Anything else running on this ESXi Free host and what are the physical server specs?
Bob
Hi Bob. I've logged into both witness esxi appliances and esxtop simply shows the 'system' process consuming a steady CPU %USED of 45 and a %RDY of ~50-60 which, from what I've been reading, indicates cpu contention.... but the host esxi shows each witness 'world' with a very low %RDY which indicates it's getting all the CPU it's requesting(?)
The esxi host is a Dell Poweredge with 2 x 4 core CPU's (Intel(R) Xeon(R) CPU X5667 @ 3.07GHz) 128GB RAM
Each witness was installed with 'normal' setting from the OVF. 16GB RAM, 2 vcpu's. (there are a couple of other low use VM's on the box as well but it is well under utilized from a memory or disk perspective)
Anyway, Just thought I'd throw it out there and would be curious to know how this compares with other witness appliances. This may be just the normal idle state of an embedded esxi within an esxi, idk.
Thx,
-a
esxtop from within one of the the witness esxi appliance
4:11:05pm up 55 days 21:09, 590 worlds, 0 VMs, 0 vCPUs; CPU load average: 0.24, 0.23, 0.22
PCPU USED(%): 60 9.7 AVG: 35
PCPU UTIL(%): 100 10 AVG: 55
ID GID NAME NWLD %USED %RUN %SYS %WAIT %VMWAIT %RDY %IDLE %OVRLP %CSTP %MLMTD %SWPWT
1 1 system 170 45.61 193.84 0.00 16974.81 - 59.31 0.00 18.09 0.00 0.00 0.00
88798951 88798951 esxtop.13388107 1 5.48 5.77 0.00 95.40 - 0.06 0.00 0.01 0.00 0.00 0.00
11350 11350 hostd.2099283 27 1.04 1.04 0.00 2700.00 - 0.07 0.00 0.00 0.00 0.00 0.00
15968 15968 vpxa.2099911 38 0.13 0.13 0.00 3800.00 - 0.05 0.00 0.00 0.00 0.00 0.00
222771 222771 sh.2136210 1 0.10 0.10 0.00 100.00 - 0.41 0.00 0.00 0.00 0.00 0.00
18963 18963 dcui.2100333 4 0.08 0.08 0.00 400.00 - 0.18 0.00 0.00 0.00 0.00 0.00
223299 223299 python.2136276 33 0.08 0.08 0.00 3300.00 - 0.02 0.00 0.00 0.00 0.00 0.00
...
esxtop from within the host esxi
4:19:38pm up 63 days 14:38, 680 worlds, 4 VMs, 7 vCPUs; CPU load average: 0.52, 0.54, 0.54
PCPU USED(%): 71 9.6 23 54 23 24 23 20 10 5.6 4.5 47 8.2 8.0 3.8 63 AVG: 25
PCPU UTIL(%): 74 15 39 59 36 38 37 29 10 6.1 5.8 44 8.6 8.1 5.1 60 AVG: 30
CORE UTIL(%): 80 82 61 57 15 47 16 63 AVG: 53
ID GID NAME NWLD %USED %RUN %SYS %WAIT %VMWAIT %RDY %IDLE %OVRLP %CSTP %MLMTD %SWPWT
358419 358419 hostd.2169563 37 126.64 139.63 0.00 3552.60 - 23.59 0.00 0.25 0.00 0.00 0.00
368325 368325 abs-vsan-witnes 13 115.03 111.46 0.06 1193.98 0.00 0.24 89.24 0.11 0.00 0.00 0.00
370468 370468 abs-vsan-witnes 13 111.59 104.88 0.08 1200.57 0.00 0.16 96.01 0.11 0.00 0.00 0.00
1 1 system 309 33.21 1232.67 0.00 29402.59 - 414.86 0.00 14.78 0.00 0.00 0.00
2714598 2714598 absvc1 11 10.47 10.57 0.06 1093.81 0.02 0.37 190.07 0.07 0.00 0.00 0.00
2754165 2754165 esxtop.2648390 1 5.29 4.99 0.01 95.46 - 0.00 0.00 0.01 0.00 0.00 0.00
498795 498795 WitnessRouter 10 0.24 0.25 0.01 1000.00 0.00 0.03 100.85 0.00 0.00 0.00 0.00
FYI, I finally got around to rebooting my witness appliances and the high CPU load has been cured for now. Both of my witness appliances exhibited the same high CPU trigger at the same time.
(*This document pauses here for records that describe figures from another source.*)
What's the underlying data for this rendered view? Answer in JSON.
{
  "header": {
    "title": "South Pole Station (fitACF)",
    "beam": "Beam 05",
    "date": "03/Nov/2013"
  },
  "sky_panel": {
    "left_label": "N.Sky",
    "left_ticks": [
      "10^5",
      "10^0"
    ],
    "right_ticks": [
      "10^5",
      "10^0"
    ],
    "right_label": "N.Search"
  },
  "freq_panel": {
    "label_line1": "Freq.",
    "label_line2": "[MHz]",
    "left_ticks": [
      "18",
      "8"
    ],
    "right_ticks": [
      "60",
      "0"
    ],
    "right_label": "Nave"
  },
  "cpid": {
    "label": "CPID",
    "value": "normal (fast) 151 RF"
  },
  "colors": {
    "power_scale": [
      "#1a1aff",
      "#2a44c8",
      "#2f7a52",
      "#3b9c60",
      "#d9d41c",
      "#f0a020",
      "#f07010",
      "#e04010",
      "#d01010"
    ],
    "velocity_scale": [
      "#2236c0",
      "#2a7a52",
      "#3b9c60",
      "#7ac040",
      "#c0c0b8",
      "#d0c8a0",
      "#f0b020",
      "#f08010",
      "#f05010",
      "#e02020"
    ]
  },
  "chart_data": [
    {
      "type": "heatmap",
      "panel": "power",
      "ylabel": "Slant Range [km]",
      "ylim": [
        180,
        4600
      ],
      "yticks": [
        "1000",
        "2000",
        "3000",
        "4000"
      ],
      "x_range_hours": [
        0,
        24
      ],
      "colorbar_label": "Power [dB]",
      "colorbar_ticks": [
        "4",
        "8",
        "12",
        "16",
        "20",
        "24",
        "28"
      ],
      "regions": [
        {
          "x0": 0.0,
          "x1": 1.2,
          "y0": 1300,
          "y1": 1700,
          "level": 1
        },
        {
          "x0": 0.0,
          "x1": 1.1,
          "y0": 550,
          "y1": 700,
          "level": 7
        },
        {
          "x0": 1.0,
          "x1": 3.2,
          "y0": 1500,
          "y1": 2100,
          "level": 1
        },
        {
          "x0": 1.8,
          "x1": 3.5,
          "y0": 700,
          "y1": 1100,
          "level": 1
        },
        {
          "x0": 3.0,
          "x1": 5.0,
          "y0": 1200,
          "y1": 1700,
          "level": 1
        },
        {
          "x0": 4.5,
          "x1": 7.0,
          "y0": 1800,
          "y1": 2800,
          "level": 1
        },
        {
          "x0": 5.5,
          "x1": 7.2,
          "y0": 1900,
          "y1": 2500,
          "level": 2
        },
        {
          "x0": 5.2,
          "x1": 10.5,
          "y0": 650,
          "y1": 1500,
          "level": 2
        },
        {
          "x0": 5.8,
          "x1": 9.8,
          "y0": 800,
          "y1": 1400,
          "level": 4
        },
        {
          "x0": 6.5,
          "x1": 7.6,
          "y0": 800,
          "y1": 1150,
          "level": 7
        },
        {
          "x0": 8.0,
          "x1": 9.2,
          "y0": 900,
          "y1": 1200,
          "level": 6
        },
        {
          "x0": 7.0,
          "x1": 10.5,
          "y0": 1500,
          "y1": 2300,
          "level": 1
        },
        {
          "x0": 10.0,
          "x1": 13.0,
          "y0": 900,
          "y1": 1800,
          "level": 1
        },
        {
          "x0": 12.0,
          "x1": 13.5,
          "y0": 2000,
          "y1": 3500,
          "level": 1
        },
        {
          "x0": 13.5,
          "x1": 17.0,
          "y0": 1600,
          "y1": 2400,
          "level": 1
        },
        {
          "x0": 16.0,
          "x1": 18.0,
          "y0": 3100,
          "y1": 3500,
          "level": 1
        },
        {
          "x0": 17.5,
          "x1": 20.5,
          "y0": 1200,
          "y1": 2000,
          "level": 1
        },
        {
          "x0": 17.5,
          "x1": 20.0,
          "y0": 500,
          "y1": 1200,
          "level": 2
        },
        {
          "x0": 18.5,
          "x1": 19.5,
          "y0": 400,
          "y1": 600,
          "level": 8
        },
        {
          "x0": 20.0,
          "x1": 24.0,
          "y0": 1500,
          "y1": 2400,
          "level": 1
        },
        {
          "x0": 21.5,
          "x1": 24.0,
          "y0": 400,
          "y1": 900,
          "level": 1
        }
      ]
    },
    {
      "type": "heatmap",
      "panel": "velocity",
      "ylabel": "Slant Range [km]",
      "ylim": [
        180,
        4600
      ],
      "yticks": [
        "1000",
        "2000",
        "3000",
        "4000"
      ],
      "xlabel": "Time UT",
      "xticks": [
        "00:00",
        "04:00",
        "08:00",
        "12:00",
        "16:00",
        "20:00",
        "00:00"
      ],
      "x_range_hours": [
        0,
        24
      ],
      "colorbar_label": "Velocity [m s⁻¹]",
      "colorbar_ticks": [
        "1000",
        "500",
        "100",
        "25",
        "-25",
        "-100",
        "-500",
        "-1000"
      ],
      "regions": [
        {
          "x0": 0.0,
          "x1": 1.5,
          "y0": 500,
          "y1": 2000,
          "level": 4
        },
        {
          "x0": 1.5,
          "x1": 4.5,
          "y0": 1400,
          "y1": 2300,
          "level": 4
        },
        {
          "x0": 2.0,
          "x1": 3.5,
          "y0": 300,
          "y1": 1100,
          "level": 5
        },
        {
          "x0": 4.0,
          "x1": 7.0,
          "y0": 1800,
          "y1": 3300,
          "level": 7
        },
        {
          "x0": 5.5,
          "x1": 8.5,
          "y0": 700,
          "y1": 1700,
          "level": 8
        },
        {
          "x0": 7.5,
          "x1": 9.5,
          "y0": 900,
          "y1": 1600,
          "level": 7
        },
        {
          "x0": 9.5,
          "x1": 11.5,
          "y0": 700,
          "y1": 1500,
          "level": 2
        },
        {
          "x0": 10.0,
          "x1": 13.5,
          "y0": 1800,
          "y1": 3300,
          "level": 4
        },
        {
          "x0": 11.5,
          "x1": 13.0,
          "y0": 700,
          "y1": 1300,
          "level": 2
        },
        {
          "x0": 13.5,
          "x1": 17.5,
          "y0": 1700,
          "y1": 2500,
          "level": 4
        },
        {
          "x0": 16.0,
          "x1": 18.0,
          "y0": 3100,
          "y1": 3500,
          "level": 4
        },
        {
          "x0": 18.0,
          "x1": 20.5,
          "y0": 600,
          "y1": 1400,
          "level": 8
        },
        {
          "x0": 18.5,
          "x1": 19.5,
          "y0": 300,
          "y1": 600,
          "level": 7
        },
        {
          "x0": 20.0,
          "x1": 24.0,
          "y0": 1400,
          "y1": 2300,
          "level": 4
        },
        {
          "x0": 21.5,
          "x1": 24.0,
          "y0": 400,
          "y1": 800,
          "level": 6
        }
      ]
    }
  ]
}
This is the one month graph of CPU W/A usage off of my Virtual Center. Weird.
I'll post back if it happens again.
Hi,
did you get any reoccurance of this? we have around 400 witnesses and found that over the past month 60% of them have creeped up in CPU usage. It all manifests the same as you have mentioned here and a reboot seems to have cleared the CPU hog.
I've opened a ticket with vmware and i'll see where it goes, but wanted to see what your experience has been like?
See my comment in
High CPU utilization on witness ESXi appliance caused connectivity error
looks like this can happen from time to time...
Thanks, i have an open ticket with vmware already.
we have 250+ vms that i've rebooted in the past week. Every one has been up for 49 days and then hit a cpu spike.